Bien sûr, puisque vous vous en souvenez déjà, il y avait des milliers de jeunes Congolais ici en France, en Belgique, à Londres et même aux Etats-Unis qui sont allés s’asseoir devant les marques de cette multinationale pour dénoncer cette pratique. dans cette affaire qui favorise justement l’exploitation illégale de ce type de minéraux stratégiques.

Qu’attend le président Tshisekedi du président Macron ? Appelez-vous à des sanctions internationales contre le Rwanda ?

Il est évident que la Société des Nations est aujourd’hui organisée sur la base du droit international. Lorsque le droit international est violé, que faisons-nous ? Avec la , la comparaison n’est pas juste, mais on regarde parfois entre intellectuels. J’étais à la Sorbonne lors d’une conférence, des étudiants en relations internationales ont constaté que la situation en RDC était pratiquement parallèle à la situation entre la Russie et l’Ukraine. C’est une violation, une agression…

Et vous venez d’autoriser l’Ukraine à installer une ambassade à Kinshasa…

Nous sommes un pays indépendant, démocratique et souverain. Nous entretenons des relations diverses à travers le monde et c’est la caractéristique de tous les pays. Et donc, nous sommes en droit de demander des sanctions, car lorsqu’il y a violation du droit international, il n’y a rien d’autre. Lorsque la Russie est entrée en Ukraine, nous avons d’abord entendu ici et là des condamnations, des demandes de retrait, nous ne nous sommes pas arrêtés là et nous avons finalement exigé des sanctions. Des sanctions, pourquoi ? Car l’intégrité territoriale, la souveraineté, l’indépendance de chaque État du monde sont régies par les règles du droit international.

Alors vous aimeriez que le président français prononce le mot sanctions contre le Rwanda ?

Je pense que cela rendrait justice, cela marquerait aussi l’histoire.

La semaine dernière, les présidents français Emmanuel Macron et rwandais Paul Kagame se sont entretenus au téléphone et selon l’Élysée, Emmanuel Macron en a profité pour insister sur la nécessité de respecter l’intégrité territoriale de votre pays. Qu’est-ce que cela vous inspire ?

Nous pensons que c’est nécessaire… Nous sommes des humains, nous sommes des hommes, et aujourd’hui il y a la France qui se parle avec l’Allemagne : tout est oublié parce qu’ils ont su se parler, ils sont parvenus à se parler, mais pour se parler, il faut le faire dans le respect des règles du droit, de la justice. En fin de compte, nous devons également obtenir des réparations.

Emmanuel Macron s’est également entretenu récemment avec le président angolais Joao Lourenço. Peut-on imaginer le président français faire la médiation entre vos deux pays, le Congo et le Rwanda ?

La France a les atouts et la France doit utiliser ces atouts.

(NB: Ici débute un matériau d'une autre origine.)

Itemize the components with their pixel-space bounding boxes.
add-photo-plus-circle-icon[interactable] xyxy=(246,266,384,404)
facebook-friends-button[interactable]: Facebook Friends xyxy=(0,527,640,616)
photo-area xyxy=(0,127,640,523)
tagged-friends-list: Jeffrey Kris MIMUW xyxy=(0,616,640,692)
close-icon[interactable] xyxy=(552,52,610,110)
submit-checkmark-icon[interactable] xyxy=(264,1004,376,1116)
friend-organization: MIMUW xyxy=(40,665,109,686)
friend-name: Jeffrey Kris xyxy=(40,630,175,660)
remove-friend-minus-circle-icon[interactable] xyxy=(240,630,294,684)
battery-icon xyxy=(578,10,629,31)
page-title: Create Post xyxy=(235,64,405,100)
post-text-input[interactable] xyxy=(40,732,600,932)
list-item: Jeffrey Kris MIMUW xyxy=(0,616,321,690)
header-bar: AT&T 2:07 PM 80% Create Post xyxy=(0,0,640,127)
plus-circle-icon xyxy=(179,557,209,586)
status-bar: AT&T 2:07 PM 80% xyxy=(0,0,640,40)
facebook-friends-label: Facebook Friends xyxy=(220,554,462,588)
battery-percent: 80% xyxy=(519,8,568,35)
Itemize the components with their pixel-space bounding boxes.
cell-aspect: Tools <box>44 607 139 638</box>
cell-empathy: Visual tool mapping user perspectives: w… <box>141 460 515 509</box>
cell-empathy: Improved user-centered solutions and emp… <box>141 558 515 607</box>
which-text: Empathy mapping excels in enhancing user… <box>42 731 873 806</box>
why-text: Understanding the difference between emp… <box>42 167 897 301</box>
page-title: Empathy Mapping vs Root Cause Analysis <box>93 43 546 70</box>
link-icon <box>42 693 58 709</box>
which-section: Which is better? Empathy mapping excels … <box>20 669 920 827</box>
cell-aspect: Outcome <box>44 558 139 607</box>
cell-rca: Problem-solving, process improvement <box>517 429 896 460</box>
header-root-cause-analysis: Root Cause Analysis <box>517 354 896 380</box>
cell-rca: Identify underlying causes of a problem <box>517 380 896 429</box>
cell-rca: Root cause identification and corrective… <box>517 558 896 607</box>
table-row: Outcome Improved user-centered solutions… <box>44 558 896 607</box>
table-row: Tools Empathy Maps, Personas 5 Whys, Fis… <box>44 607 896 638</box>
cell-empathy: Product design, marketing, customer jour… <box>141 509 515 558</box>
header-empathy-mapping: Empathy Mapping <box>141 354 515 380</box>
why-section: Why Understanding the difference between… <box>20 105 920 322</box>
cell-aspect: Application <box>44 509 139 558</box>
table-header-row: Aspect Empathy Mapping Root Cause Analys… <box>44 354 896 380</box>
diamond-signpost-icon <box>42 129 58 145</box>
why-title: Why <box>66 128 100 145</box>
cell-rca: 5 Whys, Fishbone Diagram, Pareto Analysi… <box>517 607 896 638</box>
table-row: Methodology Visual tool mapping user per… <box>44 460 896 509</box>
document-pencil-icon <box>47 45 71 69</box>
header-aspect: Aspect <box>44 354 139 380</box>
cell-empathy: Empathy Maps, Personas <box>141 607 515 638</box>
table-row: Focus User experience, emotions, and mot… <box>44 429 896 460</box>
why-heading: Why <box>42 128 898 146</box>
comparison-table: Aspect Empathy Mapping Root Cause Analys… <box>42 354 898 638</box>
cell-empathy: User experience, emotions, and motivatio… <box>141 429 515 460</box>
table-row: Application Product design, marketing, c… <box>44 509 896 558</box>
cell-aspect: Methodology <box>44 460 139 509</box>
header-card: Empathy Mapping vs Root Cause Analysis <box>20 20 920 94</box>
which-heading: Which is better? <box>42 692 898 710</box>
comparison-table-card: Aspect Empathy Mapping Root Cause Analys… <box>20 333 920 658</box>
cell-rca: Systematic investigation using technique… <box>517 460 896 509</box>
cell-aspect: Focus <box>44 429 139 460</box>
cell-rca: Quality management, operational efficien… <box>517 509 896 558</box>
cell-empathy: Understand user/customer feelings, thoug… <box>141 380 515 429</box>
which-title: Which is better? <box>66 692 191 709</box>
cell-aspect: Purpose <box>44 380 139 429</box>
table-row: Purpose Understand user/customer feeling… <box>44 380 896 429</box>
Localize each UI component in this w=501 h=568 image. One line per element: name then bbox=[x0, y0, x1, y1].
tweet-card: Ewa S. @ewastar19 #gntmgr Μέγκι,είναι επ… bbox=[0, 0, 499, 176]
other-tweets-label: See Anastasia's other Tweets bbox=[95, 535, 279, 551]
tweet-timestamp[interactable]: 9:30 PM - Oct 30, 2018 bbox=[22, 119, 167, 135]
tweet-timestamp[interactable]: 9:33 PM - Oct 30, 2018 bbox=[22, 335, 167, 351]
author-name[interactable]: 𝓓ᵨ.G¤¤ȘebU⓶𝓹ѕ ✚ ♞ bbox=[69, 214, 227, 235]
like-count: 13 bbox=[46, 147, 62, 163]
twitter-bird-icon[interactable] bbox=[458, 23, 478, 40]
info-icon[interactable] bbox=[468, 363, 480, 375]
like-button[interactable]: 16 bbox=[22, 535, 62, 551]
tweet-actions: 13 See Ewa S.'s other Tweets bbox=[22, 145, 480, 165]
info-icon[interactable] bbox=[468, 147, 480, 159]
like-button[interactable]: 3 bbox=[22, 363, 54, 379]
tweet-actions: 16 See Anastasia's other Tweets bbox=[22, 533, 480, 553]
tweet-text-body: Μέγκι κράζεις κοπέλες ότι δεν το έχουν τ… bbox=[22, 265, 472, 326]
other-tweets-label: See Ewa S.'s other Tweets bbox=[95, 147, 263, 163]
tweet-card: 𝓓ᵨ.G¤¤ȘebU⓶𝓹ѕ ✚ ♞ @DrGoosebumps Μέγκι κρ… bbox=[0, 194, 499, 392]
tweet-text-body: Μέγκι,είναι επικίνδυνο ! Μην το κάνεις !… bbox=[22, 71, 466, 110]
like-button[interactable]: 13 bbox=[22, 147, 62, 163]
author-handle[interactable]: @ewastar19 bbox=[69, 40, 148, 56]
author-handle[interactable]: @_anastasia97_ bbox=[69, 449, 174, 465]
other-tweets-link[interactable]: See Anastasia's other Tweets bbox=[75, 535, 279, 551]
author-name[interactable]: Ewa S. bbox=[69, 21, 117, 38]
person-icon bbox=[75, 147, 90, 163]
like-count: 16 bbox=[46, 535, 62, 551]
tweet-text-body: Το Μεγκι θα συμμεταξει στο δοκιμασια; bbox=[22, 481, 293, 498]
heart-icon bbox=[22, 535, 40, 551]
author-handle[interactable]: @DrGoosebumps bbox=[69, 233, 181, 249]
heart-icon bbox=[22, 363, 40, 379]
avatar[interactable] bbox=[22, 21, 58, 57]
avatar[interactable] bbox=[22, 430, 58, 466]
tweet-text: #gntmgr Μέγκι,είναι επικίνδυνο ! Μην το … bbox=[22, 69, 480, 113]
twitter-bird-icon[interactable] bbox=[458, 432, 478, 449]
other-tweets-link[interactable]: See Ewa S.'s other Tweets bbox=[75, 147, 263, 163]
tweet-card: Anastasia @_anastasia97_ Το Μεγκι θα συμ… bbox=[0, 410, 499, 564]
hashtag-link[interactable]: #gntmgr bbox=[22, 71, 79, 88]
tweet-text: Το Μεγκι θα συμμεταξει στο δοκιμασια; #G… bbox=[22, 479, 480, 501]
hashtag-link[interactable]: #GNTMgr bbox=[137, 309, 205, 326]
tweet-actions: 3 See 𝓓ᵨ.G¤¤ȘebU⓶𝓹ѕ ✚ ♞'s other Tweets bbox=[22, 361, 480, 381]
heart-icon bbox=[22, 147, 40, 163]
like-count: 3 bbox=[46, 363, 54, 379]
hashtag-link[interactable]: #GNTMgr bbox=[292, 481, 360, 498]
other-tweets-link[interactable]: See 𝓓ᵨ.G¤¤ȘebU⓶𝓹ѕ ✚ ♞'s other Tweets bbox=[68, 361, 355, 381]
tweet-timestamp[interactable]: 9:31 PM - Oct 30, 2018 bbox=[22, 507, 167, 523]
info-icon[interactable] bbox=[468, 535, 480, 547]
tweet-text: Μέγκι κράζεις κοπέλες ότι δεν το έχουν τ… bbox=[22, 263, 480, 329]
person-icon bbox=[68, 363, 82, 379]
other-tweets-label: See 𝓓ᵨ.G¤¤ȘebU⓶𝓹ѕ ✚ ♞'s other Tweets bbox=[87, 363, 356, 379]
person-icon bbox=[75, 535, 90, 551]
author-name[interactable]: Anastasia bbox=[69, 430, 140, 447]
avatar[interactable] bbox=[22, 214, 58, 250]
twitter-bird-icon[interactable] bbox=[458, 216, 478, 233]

Le grand jour sera avec le déjeuner de travail entre MM. Macron et Tshisekedi puis le forum économique de Bercy. Ce forum avec le patronat français notamment avec le Medef, qu’en attendez-vous ?

Nous attendons beaucoup. Nous pensons que la RDC, avec son potentiel, est aujourd’hui en train de diversifier son économie. Je ne prends que le secteur agroalimentaire où la France est championne mondiale.

Pourquoi l’agroalimentaire ? Parce que vous êtes très loin de l’autosuffisance alimentaire ?

Très loin de l’autosuffisance alimentaire. Notre autosuffisance alimentaire est aujourd’hui couverte à 60% par les importations. Ainsi, comme vous l’avez dit, nous disposons de terres arables, soit plus de quatre millions d’hectares de terres arables.

Vous avez donc du potentiel…

Nous avons un potentiel important, mais il faut maintenant le mettre en jachère, et pour cela, nous avons aussi besoin de l’expérience de ceux qui maîtrisent ces secteurs. Vous savez, pour le Chef de l’Etat aujourd’hui, la RDC a fonctionné très longtemps en s’appuyant sur les minéraux et le sol doit désormais se venger du sous-sol. C’est le leitmotiv du président de la République Félix Antoine Tshisekedi.